No hay que engañarse: la inmensa mayoría de los puertorriqueños, sobre todo los de cierta edad, compartimos ese imaginario y lo aprendimos para siempre en algún momento. Los pobres no nos gustan, o por lo menos nos ponen nerviositos. El encuentro cotidiano con la pobreza nos vuelve criticones (mira pa’llá, la antena que se gasta ese techo de caserío), evasivos (“si miro pa’l otro lao no tengo que darle chavos al tecato ese), cursis (“ay, señora, que pena que tenga que limpiar casas para vivir pero mire, después de todo, ¡es tremendo workout!”) o sencillamente malvados y gritones, como Molusco, que se la pasa despotricando contra las que llama “güimas mantenías” desde la descamisada comodidad de su inodoro. Para que los pobres nos gusten o nos inspiren a la acción, es conveniente que sean niños pequeños, que tengan mucha hambre, que vivan muy lejos de nosotros (preferiblemente en otro país), que sean muy agradecidos, que no tengan ningún vicio, que se hagan un presupuesto y no tengan gastos frívolos, que no griten ni chismeen, y/o que trabajen mucho y bien.

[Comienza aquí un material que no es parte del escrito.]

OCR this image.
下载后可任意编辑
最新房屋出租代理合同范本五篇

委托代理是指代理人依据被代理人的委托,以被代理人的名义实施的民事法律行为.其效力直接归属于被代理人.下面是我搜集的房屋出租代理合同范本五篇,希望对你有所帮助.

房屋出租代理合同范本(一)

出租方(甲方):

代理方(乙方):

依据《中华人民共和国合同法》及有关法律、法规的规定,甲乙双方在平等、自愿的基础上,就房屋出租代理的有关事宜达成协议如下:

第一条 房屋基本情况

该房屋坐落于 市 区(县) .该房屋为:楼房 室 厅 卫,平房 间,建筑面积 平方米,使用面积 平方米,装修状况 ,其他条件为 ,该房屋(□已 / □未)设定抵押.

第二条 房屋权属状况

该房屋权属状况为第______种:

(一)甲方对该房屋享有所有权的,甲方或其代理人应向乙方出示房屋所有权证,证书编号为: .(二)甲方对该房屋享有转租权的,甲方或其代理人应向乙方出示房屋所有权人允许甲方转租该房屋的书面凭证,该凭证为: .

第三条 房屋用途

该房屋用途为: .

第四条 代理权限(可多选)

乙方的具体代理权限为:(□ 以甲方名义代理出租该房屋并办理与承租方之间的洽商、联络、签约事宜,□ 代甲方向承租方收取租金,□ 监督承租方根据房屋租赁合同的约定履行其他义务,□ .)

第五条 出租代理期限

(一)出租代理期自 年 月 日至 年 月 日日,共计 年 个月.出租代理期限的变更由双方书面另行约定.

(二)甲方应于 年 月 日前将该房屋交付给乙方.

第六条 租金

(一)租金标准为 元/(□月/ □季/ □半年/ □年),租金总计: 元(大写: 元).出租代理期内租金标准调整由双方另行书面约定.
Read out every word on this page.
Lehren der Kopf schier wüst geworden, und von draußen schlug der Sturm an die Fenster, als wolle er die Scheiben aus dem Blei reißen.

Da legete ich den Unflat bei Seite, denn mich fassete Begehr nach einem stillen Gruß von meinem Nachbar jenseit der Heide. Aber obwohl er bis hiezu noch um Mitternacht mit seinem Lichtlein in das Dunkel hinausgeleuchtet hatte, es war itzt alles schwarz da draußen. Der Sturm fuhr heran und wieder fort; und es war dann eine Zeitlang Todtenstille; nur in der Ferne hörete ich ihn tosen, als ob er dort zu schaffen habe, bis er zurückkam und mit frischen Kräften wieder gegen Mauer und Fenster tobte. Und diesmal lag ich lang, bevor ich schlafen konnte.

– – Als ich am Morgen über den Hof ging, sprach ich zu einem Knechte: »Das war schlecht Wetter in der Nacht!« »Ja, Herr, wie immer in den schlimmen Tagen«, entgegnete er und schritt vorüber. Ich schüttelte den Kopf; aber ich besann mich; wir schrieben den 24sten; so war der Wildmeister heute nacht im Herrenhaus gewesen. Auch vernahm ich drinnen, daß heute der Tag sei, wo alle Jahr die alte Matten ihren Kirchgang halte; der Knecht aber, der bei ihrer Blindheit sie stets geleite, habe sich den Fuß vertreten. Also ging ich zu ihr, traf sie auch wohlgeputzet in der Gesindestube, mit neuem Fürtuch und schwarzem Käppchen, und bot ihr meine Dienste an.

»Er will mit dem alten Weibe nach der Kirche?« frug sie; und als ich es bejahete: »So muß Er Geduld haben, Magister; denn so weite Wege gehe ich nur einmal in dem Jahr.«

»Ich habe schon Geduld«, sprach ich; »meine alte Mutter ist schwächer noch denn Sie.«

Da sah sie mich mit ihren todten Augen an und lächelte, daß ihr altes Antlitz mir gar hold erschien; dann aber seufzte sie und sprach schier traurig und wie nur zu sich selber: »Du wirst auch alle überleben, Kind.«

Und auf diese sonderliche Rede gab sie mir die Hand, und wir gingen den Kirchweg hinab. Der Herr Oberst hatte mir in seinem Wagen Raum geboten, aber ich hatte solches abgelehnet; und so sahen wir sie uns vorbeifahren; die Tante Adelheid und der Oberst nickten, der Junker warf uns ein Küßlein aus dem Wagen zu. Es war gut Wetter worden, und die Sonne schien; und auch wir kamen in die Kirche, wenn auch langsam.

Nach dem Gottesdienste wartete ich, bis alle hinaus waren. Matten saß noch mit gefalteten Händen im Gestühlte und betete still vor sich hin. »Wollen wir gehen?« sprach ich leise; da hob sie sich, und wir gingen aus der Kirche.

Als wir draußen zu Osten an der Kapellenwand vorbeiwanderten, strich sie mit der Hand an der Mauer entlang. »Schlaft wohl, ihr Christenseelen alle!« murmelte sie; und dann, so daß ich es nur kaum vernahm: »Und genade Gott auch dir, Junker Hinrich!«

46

Pero cuando nos hacen trampa las neuronas y disparan “parcelera” al ver los ademanes de Julia Keleher, nuestro deber, cuando tenemos las herramientas para ello, es detenernos y pensar en la naturaleza de ese primer impulso interpretativo.
Porque la palabra clave es “imaginario”. Los “tipos” que esas palabras evocan tienen poco de verdad sociológica y mucho de revelación cultural. Dicen más sobre el que usa la palabra que sobre el sujeto que la inspira.
Esto que diré ahora es un un truísmo, probablemente, pero aparentemente hay que repetirlo de vez en cuando porque se nos olvida: En las parcelas hay gente gritona y gente callada, gente buenimala y gente malibuena, gente chismosa y gente discreta. No hay nada en la realidad sociológica de una “parcela” promedio que se parezca más a los modos de Keleher que en la de, digamos, una urbanización o un condominio. La “parcelera malcriá” ocurre en la población con la misma frecuencia, probablemente, que la “guaynabita malcriá”.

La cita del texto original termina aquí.